Java Collections – Iterator vs ListIterator

  • We can use Iterator to traverse Set and List collections whereas ListIterator can be used with Lists only.
  • Iterator can traverse in forward direction only whereas ListIterator can be used to traverse in both the directions.
  • ListIterator inherits from Iterator interface and comes with extra functionalities like adding an element, replacing an element, getting index position for previous and next elements.

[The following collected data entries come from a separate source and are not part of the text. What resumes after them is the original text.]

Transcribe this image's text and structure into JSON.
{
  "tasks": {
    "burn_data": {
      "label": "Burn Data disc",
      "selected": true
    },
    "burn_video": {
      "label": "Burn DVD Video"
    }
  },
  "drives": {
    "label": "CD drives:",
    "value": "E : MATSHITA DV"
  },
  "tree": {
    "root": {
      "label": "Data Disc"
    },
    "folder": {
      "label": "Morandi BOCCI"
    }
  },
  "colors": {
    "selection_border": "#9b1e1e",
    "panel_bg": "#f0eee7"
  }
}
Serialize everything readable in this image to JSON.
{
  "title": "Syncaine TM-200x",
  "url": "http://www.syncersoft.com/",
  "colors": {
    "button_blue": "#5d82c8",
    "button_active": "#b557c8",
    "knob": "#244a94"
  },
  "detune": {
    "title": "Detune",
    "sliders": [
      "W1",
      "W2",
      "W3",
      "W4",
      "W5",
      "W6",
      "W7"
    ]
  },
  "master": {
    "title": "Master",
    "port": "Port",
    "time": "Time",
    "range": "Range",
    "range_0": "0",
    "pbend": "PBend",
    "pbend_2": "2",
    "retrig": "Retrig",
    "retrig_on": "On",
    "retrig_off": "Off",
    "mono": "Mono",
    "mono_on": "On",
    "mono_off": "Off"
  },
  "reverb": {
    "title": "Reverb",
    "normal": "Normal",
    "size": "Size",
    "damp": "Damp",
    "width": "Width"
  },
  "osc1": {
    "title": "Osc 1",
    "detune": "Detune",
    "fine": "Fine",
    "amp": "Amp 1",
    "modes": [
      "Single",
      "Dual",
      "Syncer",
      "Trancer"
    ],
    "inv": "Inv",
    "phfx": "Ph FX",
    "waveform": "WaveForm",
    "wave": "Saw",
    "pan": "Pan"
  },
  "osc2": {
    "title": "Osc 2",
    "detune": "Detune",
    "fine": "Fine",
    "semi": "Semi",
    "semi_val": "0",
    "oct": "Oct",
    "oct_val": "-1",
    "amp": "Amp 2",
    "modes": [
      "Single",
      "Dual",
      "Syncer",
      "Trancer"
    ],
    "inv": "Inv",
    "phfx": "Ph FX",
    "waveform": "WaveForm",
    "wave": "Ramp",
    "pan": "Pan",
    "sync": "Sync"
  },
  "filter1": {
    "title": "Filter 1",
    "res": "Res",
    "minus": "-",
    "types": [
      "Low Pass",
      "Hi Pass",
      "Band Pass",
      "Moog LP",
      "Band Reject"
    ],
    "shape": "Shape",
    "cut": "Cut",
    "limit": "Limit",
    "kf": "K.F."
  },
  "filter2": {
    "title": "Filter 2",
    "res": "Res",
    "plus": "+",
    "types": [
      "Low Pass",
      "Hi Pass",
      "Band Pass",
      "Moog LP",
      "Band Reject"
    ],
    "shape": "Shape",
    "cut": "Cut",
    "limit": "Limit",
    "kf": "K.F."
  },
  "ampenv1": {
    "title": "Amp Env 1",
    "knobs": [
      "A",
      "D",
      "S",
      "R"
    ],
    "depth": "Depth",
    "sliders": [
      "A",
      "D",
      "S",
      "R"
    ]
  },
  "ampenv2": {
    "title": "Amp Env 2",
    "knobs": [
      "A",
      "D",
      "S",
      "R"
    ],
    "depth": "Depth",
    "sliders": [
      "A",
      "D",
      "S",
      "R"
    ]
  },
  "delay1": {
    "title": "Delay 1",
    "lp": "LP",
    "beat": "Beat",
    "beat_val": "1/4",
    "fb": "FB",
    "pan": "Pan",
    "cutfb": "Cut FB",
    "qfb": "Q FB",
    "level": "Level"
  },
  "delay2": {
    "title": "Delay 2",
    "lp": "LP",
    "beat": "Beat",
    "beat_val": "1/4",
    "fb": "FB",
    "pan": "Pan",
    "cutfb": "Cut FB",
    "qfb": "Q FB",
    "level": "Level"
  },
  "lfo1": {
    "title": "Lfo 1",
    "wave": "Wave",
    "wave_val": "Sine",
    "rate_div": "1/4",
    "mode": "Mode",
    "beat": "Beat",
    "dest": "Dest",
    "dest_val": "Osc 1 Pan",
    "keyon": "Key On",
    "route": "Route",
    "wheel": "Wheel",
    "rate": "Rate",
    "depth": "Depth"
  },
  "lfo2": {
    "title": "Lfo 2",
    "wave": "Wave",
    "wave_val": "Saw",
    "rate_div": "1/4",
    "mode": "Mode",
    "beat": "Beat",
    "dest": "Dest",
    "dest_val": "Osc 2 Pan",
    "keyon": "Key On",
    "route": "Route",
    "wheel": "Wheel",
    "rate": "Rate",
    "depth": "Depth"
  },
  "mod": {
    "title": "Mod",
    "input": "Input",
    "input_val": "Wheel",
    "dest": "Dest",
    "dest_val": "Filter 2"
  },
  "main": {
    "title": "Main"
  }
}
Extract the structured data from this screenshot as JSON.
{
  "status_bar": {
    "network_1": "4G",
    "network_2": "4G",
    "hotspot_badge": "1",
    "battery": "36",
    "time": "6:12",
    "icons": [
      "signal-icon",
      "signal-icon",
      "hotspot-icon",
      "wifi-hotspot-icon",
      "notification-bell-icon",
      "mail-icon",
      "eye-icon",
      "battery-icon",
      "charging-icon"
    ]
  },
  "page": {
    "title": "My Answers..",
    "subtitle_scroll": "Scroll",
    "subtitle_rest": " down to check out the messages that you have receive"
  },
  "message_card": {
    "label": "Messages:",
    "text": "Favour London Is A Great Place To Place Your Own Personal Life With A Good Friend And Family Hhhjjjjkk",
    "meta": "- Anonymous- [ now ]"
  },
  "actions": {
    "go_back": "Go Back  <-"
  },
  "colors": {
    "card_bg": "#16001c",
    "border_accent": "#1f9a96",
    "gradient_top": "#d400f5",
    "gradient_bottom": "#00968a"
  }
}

Ugliness of Java Generics – Area based behaviour

Generic to Non Generic Behaviour 

Need to be careful with generics as it has method area based behavior as in the below example – 

Class Test {

public static void main(String[] args){

ArrayList<String> genericAreaList = new ArrayList<String>();

//In the below ArrayList can only accept String values

genericAreaList.add("John");
genericAreaList.add("Test");
nonGenericAreaMethod(genericAreaList); // passing the ArrayList to this non-generic Arraylist signature method.
System.out.println(genericAreaList);
}

//Here ArrayList can add any value as the below signature is non generics ArrayList
private static void  nonGenericAreaMethod(ArrayList nonGenericAreaList) {
nonGenericAreaList.add(10);
nonGenericAreaList.add(12);

}

}

 

Also remember – ArrayList testList = new ArrayList<String>(); works as non-generics and accept any value String, Integer.

Also see – Generics Basics

Java Generics – Difference between <? extends T> and <? super T>

Both <? extends T> and <? super T> represent bounded wildcards
<? extends T> – will accept only T or its subclasses
<? super T> – will accept T or super class. bounded wildcards gives more flexibility to methods which can operate on collection of T or its sub class. These bound types are used with Collections as shown below.

Example – Collections.unmodifiableSet(Set<? extends T> s) will accept Set of type T or Set of sub class of T.